10 tn Or “You did miracles and amazing deeds in the land of Egypt. And you continue to do them until this day both in Israel and among mankind. By this mean you have gained a renown…” The translation here follows the syntactical understanding reflected also in NJPS. The Hebrew text reads: “you did miracles and marvelous acts in the land of Egypt until this day and in Israel and in mankind and you made for yourself a name as this day.” The majority of English versions and commentaries understand the phrases “until this day and in Israel and in mankind” to be an elliptical sentence with the preceding verb and objects supplied as reflected in the alternate translation. However, the emphasis on the miraculous deeds in Egypt in this section both before and after this elliptical phrase and the dominant usage of the terms “signs and wonders” to refer to the plagues and other miraculous signs in Egypt calls this interpretation into question. The key here is understanding “both in Israel and in mankind” as an example of a casus pendens construction (a dangling subject, object, or other modifier) before a conjunction introducing the main clause (cf. GKC 327 §111.h and 458 §143.d and compare the usage in Jer 6:19; 33:24; 1 Kgs 15:13). This verse is the topic sentence which is developed further in v. 21 and initiates a narrative history of the distant past that continues until v. 22b where reference is made to the long history of disobedience which has led to the present crisis.
11 tn Heb “You brought your people Israel out of the land of Egypt with signs and wonders and with a mighty hand and with outstretched arm and with great terror.” For the figurative expressions involved here see the marginal notes on 27:5. The sentence has been broken down to better conform to contemporary English style.
12 tn Heb “fathers.”
14 tn Or “They did not do everything that you commanded them to do.” This is probably a case where the negative (לֹא, lo’) negates the whole category indicated by “all” (כָּל, kol; see BDB 482 s.v. כָּל 1.e(c) and compare usage in Deut 12:16; 28:14). Jeremiah has repeatedly emphasized that the history of Israel since their entry into the land has been one of persistent disobedience and rebellion (cf., e.g. 7:22-26; 11:7-8). The statement, of course, is somewhat hyperbolical as all categorical statements of this kind are.

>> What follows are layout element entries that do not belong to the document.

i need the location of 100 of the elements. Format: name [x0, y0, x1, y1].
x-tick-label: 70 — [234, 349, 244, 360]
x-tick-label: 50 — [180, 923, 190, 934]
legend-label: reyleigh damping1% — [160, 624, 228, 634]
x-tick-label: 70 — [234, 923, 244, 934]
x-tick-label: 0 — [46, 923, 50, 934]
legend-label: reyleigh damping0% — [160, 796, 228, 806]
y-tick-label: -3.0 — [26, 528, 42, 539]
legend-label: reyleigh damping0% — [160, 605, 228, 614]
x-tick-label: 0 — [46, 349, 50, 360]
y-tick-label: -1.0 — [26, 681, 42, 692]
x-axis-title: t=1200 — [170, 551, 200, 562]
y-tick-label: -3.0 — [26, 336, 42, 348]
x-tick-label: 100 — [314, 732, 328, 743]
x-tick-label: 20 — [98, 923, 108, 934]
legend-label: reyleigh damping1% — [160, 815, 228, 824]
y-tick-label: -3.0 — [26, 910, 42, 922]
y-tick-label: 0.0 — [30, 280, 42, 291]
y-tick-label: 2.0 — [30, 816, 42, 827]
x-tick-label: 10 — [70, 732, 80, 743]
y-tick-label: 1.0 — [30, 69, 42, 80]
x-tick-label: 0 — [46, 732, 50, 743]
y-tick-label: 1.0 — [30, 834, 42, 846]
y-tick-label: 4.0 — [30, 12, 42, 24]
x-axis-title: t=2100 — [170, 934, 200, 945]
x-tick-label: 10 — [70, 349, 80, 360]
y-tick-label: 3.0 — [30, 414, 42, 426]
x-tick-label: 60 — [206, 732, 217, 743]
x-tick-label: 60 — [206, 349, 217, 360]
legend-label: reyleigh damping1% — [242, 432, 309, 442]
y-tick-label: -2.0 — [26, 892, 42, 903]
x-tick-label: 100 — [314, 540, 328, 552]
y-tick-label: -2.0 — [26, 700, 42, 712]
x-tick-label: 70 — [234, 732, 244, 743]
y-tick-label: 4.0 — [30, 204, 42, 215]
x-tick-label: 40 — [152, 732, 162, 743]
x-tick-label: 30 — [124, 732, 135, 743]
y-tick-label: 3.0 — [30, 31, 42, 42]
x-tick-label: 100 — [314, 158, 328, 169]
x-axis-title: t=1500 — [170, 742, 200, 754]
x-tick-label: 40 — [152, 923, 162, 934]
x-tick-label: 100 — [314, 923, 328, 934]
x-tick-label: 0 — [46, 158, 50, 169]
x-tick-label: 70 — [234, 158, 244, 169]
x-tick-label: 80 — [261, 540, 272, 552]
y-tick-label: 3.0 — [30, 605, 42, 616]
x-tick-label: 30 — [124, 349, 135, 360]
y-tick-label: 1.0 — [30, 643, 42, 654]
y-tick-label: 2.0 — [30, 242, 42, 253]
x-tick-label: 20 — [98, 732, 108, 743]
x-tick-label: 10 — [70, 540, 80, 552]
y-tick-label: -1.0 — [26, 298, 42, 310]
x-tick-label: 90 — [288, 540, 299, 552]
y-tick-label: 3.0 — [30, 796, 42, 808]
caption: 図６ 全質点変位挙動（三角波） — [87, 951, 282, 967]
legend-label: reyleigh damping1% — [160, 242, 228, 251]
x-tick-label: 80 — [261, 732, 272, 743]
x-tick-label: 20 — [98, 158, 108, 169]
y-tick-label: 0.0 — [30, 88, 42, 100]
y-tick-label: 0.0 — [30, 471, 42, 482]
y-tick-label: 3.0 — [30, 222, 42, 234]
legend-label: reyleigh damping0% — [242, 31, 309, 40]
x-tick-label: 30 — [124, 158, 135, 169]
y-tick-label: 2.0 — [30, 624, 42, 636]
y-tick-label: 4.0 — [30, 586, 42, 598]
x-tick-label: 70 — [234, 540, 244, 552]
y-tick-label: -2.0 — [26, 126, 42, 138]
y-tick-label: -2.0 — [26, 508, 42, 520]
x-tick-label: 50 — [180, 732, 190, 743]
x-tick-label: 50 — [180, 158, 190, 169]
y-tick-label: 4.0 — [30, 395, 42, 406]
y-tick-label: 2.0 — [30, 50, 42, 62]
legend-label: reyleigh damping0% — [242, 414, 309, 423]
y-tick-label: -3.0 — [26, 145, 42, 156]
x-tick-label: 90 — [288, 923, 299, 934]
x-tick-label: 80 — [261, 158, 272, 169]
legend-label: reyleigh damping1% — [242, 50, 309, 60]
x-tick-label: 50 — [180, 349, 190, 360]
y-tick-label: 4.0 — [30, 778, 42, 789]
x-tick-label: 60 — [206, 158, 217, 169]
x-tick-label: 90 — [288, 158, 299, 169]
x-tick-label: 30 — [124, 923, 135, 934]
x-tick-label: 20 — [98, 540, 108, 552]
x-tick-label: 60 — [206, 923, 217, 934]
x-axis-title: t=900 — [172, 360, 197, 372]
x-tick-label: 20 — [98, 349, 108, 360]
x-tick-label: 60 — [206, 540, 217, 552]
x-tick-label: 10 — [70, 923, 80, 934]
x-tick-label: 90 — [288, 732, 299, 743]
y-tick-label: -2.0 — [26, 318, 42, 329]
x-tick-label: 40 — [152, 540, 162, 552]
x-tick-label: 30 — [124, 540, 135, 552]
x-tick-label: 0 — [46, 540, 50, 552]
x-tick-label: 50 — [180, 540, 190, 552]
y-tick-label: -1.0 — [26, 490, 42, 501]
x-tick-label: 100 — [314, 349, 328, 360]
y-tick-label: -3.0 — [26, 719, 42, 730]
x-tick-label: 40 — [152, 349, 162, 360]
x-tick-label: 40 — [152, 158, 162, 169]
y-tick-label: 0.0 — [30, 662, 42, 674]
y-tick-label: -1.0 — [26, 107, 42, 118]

15 tn Heb “Siege ramps have come up to the city to capture it.”
16 tn Heb “sword.”
18 tn Heb “And the city has been given into the hands of the Chaldeans who are fighting against it because of the sword, starvation, and disease.” The verb “has been given” is one of those perfects that view the action as good as done (the perfect of certainty or prophetic perfect).
19 tn The word “
20 tn Heb “And what you said has happened and behold you see it.”
22 tn Heb “And you, Lord Yahweh, have said to me, ‘Buy the field for…’ even though the city will be given into the hands of the Babylonians.” The sentence has been broken up and the order reversed for English stylistic purposes. For the rendering “is sure to fall into the hands of” see the translator’s note on the preceding verse.
24 tn Heb “call in witnesses to witness.”